Nous avions tout faux. En évoquant la plainte déposée par Bouygues Telecom à l’encontre de l’exclusivité dont bénéficie Orange sur la commercialisation de l’iPhone, nous avions dit la semaine dernière que la décision du Conseil de la concurrence faisait peu de doutes. Nous pensions qu’Orange n’aurait pas de difficulté à plaider sa cause, en démontrant qu’il vend un iPhone nu (sans forfait et débloqué), comme l’exige la loi. Mais le Conseil a décidé la suspension à titre conservatoire de l’exclusivité accordée par Apple à Orange.

Dans un communiqué, le Conseil de la concurrence précise que « l’injonction prononcée vise à ce que les produits iPhone ne soient plus exclusivement commercialisés par Orange mais puissent l’être par tout autre opérateur souhaitant bâtir une offre avec ce terminal« . Une décision sur le fond devra intervenir pour confirmer ou infirmer la mesure conservatoire.

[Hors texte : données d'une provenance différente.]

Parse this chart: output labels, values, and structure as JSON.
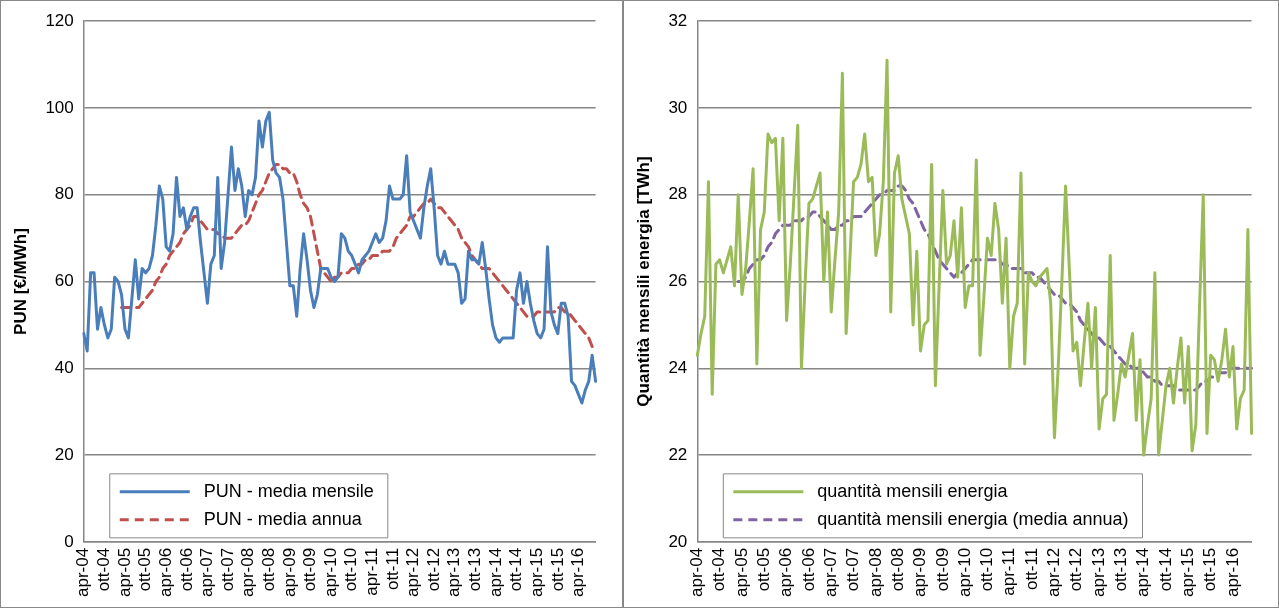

La décision intervient tardivement, alors qu’Orange commercialise l’iPhone en exclusivité en France depuis le 29 novembre 2007. Le contrat prévoyait une exclusivité de 5 ans, avec une clause de sortie pour Apple au bout de trois ans.

Dans sa décision, le Conseil estime que « l’exclusivité obtenue par Orange en tant qu’opérateur de réseau pour l’iPhone, verrouillée par les conditions faites aux distributeurs, est de nature, du fait de sa durée et de son étendue, ainsi que de l’attractivité de l’iPhone, à renforcer la position prééminente d’Orange sur le marché des services de téléphonie mobile et à affaiblir directement la concurrence que se font les opérateurs sur ce marché« .

« Cette exclusivité est donc de nature à porter une atteinte grave au marché des services de téléphonie mobile et donc aux consommateurs« .

Le Conseil ajoute que « l’atteinte portée est d’autant plus grave que le Conseil, comme l’Arcep et comme la Commission européenne, ont déjà eu à plusieurs reprises l’occasion de déplorer un déficit de concurrence sur le marché de la téléphonie mobile« .

Outre l’iPhone, la décision du Conseil – si elle est confirmée dans la décision au fond, devrait avoir des répercussions sur l’ensemble du marché des télécoms. SFR souhaitait notamment commercialiser le premier terminal Android de Google en exclusivité, ce qu’il ne pourra finalement pas faire.